Ministers and senior officials from Latin America and the Caribbean, along with Nobel Prize-winning economist Joseph Stiglitz and the Executive Secretary of the Economic Commission for Latin America and the Caribbean (ECLAC), Alicia Bárcena, agreed today during an event held in Addis Ababa on the need for global collective action to finance sustainable and inclusive development, within a framework such as that of the United Nations, where all voices may be heard.

This debate, dedicated to analyzing the domestic mobilization of resources and international financial governance from the perspective of middle-income countries and small island developing states, was organized by ECLAC along with the Governments of Chile and Colombia. It was held on Tuesday, July 14 at a hotel in the Ethiopian capital in the framework of the Third International Conference on Financing for Development, which is taking place in that city from July 13 to July 16.

“We need a global accord discussed in the framework of an international institution where everyone can be heard, such as the United Nations,” said Joseph Stiglitz, who praised the ECLAC document summing up the ten key messages of the regional consultation on this issue that took place last March in Santiago, Chile with the participation of Latin American and Caribbean countries.

With regard to financing, the winner of the Nobel Prize in Economy indicated that the problem is not a lack of liquidity but rather that it is not being channeled towards investment. He added that developed countries often do not meet their commitments for Official Development Assistance (ODA) and sometimes try to prevent developing States from passing regulations on taxation mechanisms of Foreign Direct Investment (FDI). Regarding the latter, he indicated that it is not as stable as many people believe and is very concentrated in specific sectors and countries.

“We urgently need greater transparency, reciprocity and international cooperation in fiscal and tax areas,” to boost domestic resources mobilization, ECLAC’s Executive Secretary said. In that sense, Alicia Bárcena underscored the need to combat illicit flows generated from transnational and national companies’ tax evasion. According to Global Financial Integrity (2014), the illicit flows leaving Latin America surpass 150 billion dollars.

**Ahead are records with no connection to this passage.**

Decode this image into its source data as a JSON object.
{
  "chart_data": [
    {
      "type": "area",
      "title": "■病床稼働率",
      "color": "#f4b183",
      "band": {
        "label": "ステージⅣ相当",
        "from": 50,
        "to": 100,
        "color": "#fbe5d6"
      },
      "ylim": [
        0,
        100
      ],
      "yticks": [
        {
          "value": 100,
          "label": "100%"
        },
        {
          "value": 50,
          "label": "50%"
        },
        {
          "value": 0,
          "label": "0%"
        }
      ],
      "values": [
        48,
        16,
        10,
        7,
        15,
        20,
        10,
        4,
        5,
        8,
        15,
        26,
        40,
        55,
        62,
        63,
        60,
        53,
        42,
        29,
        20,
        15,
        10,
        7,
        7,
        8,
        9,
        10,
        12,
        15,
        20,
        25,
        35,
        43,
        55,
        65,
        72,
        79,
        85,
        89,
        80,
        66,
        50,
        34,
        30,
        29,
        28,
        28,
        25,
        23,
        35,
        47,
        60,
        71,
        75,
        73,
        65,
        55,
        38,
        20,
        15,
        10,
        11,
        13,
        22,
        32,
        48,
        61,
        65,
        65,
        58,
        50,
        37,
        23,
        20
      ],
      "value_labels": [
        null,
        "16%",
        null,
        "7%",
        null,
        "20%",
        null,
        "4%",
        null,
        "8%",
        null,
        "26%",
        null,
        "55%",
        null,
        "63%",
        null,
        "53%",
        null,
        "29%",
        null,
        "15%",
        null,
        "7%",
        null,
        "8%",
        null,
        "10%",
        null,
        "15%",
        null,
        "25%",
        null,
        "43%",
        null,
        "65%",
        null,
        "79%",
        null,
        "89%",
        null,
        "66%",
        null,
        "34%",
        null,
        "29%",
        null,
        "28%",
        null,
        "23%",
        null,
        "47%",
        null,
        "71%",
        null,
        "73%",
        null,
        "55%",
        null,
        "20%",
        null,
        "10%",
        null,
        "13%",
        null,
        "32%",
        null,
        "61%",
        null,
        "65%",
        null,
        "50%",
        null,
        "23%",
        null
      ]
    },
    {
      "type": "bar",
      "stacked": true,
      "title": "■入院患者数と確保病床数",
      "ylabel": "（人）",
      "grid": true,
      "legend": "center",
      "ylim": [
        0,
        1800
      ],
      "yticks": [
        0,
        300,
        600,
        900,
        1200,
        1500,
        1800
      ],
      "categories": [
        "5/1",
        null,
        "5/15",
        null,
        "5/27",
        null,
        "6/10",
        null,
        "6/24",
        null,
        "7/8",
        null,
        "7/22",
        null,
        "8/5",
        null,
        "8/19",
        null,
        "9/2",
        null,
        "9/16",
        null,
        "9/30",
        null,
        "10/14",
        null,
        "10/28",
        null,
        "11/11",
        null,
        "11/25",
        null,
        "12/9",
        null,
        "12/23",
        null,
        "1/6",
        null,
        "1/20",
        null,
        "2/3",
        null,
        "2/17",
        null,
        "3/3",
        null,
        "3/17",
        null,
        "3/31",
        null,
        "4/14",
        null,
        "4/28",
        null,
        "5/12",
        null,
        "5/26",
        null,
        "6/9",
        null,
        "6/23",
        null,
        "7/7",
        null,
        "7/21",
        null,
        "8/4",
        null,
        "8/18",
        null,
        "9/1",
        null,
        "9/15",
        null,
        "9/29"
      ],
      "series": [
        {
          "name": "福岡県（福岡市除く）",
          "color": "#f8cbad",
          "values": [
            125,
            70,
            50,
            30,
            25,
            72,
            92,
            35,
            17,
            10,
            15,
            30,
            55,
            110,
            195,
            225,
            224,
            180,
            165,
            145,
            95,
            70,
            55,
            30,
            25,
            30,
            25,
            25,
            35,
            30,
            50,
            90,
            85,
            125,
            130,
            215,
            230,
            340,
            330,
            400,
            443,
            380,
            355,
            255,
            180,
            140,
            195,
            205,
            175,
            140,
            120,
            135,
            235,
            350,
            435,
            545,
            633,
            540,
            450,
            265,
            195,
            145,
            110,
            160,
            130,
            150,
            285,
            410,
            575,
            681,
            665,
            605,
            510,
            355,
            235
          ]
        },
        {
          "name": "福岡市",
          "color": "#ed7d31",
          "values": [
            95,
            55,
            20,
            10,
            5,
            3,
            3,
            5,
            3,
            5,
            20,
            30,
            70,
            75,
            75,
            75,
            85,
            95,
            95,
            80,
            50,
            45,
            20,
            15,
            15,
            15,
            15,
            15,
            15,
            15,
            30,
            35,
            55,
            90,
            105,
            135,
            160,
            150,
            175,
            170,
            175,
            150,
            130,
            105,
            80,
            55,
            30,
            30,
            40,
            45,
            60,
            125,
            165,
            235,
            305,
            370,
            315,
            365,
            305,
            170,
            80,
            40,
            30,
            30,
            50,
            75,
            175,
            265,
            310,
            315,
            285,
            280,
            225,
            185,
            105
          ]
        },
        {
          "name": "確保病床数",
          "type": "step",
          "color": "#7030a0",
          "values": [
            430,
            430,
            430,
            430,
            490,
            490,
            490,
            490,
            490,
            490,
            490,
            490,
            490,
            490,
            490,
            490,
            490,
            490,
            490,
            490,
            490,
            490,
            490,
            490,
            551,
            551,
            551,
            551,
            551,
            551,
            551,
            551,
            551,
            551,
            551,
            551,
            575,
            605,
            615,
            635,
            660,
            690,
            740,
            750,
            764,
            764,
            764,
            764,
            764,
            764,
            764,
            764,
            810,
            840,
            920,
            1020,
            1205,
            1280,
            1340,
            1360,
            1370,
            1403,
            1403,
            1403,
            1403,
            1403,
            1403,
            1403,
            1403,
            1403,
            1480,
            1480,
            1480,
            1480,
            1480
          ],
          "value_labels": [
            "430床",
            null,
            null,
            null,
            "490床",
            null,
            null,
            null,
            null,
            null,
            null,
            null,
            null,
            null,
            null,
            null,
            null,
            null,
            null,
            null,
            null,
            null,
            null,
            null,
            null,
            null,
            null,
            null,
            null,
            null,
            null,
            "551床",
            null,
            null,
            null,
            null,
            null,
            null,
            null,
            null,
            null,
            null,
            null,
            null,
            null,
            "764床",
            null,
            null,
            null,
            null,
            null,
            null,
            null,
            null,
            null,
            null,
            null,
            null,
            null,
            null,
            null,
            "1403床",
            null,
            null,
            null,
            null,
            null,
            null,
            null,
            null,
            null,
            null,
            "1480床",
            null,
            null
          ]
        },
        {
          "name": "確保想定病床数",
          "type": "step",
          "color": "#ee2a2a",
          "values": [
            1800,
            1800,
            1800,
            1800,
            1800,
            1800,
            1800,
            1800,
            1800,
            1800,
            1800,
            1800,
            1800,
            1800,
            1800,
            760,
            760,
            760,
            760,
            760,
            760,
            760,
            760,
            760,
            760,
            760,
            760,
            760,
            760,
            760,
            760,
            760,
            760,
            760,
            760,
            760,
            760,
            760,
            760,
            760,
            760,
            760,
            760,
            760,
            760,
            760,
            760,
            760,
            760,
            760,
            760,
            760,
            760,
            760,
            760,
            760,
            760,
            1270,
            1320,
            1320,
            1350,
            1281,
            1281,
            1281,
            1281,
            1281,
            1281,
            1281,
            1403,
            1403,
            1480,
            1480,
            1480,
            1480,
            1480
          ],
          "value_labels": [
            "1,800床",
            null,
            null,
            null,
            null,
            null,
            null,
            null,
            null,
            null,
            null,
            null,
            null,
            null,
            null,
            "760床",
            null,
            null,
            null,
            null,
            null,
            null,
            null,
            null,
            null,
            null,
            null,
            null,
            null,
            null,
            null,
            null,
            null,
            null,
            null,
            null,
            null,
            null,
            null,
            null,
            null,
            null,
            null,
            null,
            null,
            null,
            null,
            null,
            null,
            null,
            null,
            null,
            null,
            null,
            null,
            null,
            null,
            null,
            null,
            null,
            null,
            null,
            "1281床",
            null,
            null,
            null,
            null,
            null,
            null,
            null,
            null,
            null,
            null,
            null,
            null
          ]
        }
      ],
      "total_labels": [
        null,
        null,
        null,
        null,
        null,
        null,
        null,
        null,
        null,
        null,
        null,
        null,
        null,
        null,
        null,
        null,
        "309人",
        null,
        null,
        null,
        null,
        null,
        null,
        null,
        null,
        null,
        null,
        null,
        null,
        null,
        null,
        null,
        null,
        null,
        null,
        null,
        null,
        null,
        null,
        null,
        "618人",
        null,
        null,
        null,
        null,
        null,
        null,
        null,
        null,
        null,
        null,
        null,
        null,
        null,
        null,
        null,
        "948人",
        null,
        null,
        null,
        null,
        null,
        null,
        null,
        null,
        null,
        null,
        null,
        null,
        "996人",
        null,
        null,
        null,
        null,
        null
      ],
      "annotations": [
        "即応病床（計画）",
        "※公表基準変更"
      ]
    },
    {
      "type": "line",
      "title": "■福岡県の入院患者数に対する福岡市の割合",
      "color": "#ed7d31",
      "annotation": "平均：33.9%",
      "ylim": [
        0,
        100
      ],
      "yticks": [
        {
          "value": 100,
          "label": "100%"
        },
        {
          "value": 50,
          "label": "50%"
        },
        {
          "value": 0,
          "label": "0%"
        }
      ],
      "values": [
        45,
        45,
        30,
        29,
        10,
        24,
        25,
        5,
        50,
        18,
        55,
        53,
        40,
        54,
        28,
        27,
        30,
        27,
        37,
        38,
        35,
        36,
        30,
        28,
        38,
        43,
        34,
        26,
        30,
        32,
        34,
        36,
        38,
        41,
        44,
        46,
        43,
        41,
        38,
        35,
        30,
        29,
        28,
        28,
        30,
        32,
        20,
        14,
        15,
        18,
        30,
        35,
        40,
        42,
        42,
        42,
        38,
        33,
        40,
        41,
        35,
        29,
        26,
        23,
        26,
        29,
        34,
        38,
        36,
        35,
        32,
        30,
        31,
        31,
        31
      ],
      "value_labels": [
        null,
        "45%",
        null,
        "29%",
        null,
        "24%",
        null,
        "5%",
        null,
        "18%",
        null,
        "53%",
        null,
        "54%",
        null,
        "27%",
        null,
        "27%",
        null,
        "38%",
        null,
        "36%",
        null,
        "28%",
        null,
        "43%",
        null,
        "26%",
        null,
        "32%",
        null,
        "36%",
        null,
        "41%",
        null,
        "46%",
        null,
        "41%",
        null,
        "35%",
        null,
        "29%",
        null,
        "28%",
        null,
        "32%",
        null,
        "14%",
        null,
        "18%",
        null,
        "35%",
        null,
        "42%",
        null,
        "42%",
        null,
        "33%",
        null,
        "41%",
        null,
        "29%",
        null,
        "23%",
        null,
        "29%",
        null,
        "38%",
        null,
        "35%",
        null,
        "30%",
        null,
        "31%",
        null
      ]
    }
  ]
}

During the debate, participants also analyzed ECLAC’s proposal, presented by Alicia Bárcena, for international credit institutions to forgive the multilateral external public debt held by English-speaking Caribbean countries—which was largely taken on due to the natural disasters that have affected the area in the last twenty-five years. The resources that are released must feed a resilience fund to finance climate change mitigation and adaptation measures.

Peter Phillips, Jamaica’s Finance Minister, and Darcy Boyce, the Minister in the Office of the Prime Minister of Barbados, highlighted the fiscal limitations that English-speaking Caribbean countries face due to the external debt burden, the decline in tourism-related income, and the fall in FDI stemming.

“We need an international accord. We hope that in Addis Ababa we can launch a general framework for fiscal policies,” Peter Phillips said, while Darcy Boyce remarked: “This debate must be taken to the heart of the United Nations.”

Other participants in the debate included: Andrés Escobar, Deputy Minister of Finance of Colombia; Eduardo Trejos, Deputy Minister of Foreign Affairs and Worship of Costa Rica; Jeannette Sánchez, aide to Ecuador’s Vice Presidency; and Eduardo Gálvez, Director of the General Office for Multilateral and Global Matters at Chile’s Foreign Affairs Ministry.

In their remarks, they proposed diverse ideas and initiatives related to tax reforms to increase fiscal income, especially through taxes levied on the exploitation of natural resources, as well as with public-private alliances and with the collaboration of development banks—all of this with a focus on increasing investment in infrastructure, education and health in the region’s countries.